Eat & Drink

Eat & Drink

Tuesday, November 13, 2012

In a Pinch Indian Curry Chicken


I had the craving like crazy the other night for some curry. Of course true to form I forgot the actual recipe at home when I went to the store. Upon arriving at the grocer I knew the basics of what I needed and figured I could just wing the rest. This little concept has been the catalyst for many recipes that just happened out of ingenuity and necessity. So, I grabbed up what I thought I needed and came home and created my In a Pinch Indian Curry Chicken.
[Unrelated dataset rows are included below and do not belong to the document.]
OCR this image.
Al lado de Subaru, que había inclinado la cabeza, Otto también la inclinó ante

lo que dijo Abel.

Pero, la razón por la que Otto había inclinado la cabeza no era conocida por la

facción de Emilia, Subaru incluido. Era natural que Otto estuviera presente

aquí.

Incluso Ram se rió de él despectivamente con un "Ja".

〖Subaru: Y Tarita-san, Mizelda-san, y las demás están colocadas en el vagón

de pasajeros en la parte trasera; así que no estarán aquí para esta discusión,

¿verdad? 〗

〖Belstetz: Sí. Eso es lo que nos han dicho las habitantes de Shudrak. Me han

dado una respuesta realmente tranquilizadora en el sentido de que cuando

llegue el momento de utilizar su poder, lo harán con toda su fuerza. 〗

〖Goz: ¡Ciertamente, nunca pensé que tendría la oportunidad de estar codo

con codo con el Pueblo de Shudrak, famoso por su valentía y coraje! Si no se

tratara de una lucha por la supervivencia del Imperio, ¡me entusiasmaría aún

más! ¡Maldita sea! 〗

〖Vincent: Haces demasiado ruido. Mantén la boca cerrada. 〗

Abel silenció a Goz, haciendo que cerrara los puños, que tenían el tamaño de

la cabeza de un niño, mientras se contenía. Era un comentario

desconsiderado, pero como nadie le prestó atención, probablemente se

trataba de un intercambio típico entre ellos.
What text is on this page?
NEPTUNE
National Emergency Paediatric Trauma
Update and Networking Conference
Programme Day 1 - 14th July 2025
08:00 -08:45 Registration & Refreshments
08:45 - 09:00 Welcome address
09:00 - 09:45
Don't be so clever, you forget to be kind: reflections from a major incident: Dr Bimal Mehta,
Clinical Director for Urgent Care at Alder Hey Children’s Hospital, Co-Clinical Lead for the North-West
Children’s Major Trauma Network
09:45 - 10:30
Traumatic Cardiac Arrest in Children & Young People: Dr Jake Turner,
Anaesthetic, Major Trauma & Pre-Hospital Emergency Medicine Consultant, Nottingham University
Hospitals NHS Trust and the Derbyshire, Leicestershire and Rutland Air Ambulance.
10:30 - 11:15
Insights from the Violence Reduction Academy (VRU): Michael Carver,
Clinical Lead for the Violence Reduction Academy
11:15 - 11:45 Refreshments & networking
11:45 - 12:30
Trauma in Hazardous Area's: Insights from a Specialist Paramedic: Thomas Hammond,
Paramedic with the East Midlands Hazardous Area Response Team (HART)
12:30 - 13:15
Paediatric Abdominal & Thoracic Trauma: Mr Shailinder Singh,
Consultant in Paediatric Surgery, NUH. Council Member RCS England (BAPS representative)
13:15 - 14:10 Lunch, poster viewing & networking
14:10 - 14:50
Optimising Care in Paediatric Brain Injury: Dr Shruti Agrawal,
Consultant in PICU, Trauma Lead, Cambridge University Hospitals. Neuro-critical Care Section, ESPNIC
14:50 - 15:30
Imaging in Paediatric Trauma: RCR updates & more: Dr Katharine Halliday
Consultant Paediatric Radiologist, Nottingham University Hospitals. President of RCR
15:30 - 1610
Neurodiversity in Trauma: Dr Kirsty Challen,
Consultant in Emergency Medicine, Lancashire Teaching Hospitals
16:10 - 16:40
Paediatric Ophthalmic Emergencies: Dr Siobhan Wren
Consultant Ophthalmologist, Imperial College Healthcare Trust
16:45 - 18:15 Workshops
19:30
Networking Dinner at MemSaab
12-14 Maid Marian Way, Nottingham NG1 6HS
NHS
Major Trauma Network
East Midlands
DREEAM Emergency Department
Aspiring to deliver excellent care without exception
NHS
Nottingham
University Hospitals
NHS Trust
In a Pinch Indian Curry Chicken
3 tablespoons olive oil
1 small onion chopped
3 cloves minced garlic
4 tablespoons curry powder
1 teaspoon ground cinnamon
1 teaspoon paprika
1 bay leaf or 1 teaspoon bay leaf flakes
salt to taste
2 boneless skinless chicken breasts-cut into bite sized chunks
1 tablespoon ketchup
1 cup of plain Greek yogurt or if out, in a pinch use Ricotta
1 cup coconut milk
1/2 teaspoon cayenne pepper more if you like more heat. No more than 1 teaspoon though.

Directions
1. Heat oil in a skillet over medium heat. Saute onion until soft and beginning to brown. Add garlic and remainder of dry spices, reserving the cayenne for last to determine heat level. Continue to stir for 1½-2 minute. Toss in the chicken chunks and coat with the dry spices that have formed a paste. Add ketchup, yogurt or ricotta, and coconut milk and bring to boil. Reduce heat and simmer for 25-30 minutes and then add the cayenne and then simmer for 5-10 more minutes.
2. Serve over Jasmine or Basmati rice with a flatbread or Naan.



Love love, this meal. I am a huge fan of Indian food anyway. I just compromised with the ingredients that I was missing but it absolutely didn't compromise the flavor.